ADR improvements in SQL Server 2022

There are several improvements to address persistent version store (PVS) storage and improve overall scalability. For more information about new features of SQL Server 2022 (16.x), see What's new in SQL Server 2022.

The same improvements are also available in Azure SQL Database, Azure SQL Managed Instance, Azure Synapse Analytics (dedicated SQL pool only), and SQL database in Microsoft Fabric.

  • User transaction cleanup

    Clean pages that can't be cleaned by the regular process due to lock acquisition failure.

    This feature allows user transactions to run cleanup on pages that couldn't be addressed by the regular cleanup process due to table level lock conflicts. This improvement helps ensure that the ADR cleanup process doesn't fail indefinitely because user workloads can't acquire table level locks.

  • Reduce memory footprint for PVS page tracker

    This improvement tracks PVS pages at the extent level, in order to reduce the memory footprint needed to maintain versioned pages.

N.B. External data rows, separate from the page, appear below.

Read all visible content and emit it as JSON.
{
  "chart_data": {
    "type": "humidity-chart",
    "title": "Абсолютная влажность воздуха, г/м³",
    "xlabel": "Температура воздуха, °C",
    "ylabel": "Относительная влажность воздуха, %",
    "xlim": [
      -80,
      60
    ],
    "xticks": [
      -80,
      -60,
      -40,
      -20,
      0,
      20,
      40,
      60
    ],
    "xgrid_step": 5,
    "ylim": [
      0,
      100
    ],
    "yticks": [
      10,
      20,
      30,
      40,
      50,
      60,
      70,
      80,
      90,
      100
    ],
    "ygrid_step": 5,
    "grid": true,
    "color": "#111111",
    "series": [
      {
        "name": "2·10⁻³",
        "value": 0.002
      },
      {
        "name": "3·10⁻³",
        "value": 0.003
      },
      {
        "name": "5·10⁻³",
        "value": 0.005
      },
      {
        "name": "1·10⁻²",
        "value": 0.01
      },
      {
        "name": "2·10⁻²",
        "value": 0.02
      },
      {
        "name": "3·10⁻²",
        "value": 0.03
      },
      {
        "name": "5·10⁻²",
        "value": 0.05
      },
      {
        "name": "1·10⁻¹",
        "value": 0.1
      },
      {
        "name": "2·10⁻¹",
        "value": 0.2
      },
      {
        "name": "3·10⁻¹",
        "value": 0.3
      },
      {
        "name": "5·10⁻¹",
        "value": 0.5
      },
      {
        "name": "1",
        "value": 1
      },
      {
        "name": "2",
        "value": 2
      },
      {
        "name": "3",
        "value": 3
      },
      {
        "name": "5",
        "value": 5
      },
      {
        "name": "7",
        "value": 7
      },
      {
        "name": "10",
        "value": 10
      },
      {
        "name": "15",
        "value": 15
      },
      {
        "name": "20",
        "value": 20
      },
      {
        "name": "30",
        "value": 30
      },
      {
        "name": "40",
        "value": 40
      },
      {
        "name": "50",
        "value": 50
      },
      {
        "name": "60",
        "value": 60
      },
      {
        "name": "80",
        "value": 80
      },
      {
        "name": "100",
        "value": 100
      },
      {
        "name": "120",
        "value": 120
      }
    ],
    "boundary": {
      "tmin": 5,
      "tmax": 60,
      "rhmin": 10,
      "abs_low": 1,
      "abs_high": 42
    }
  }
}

  • PVS cleaner improvements

    PVS cleaner has improved version cleanup efficiency to improve how the database engine tracks and records row versions for aborted transactions. This leads to improvements in memory and storage usage.

  • Transaction-level persistent version store (PVS)

    This improvement allows ADR to clean up versions that belong to committed transactions independent of whether there are aborted transactions in the system. With this improvement, PVS pages can be deallocated, even if the cleanup can't complete a successful sweep to trim the aborted transaction map.

    The result of this improvement is reduced PVS growth even if PVS cleanup is slow or fails.

  • Multi-threaded version cleanup

    In SQL Server 2019 (15.x), the cleanup process is single threaded within a database engine instance.

    Beginning with SQL Server 2022 (16.x), multi-threaded version cleanup is supported. This allows multiple databases on the same database engine instance to be cleaned in parallel, or a single database to be cleaned faster. For more information, see Server configuration: ADR Cleaner Thread Count.

    A new extended event, tx_mtvc2_sweep_stats, has been added for monitoring of the ADR PVS multi-threaded version cleaner.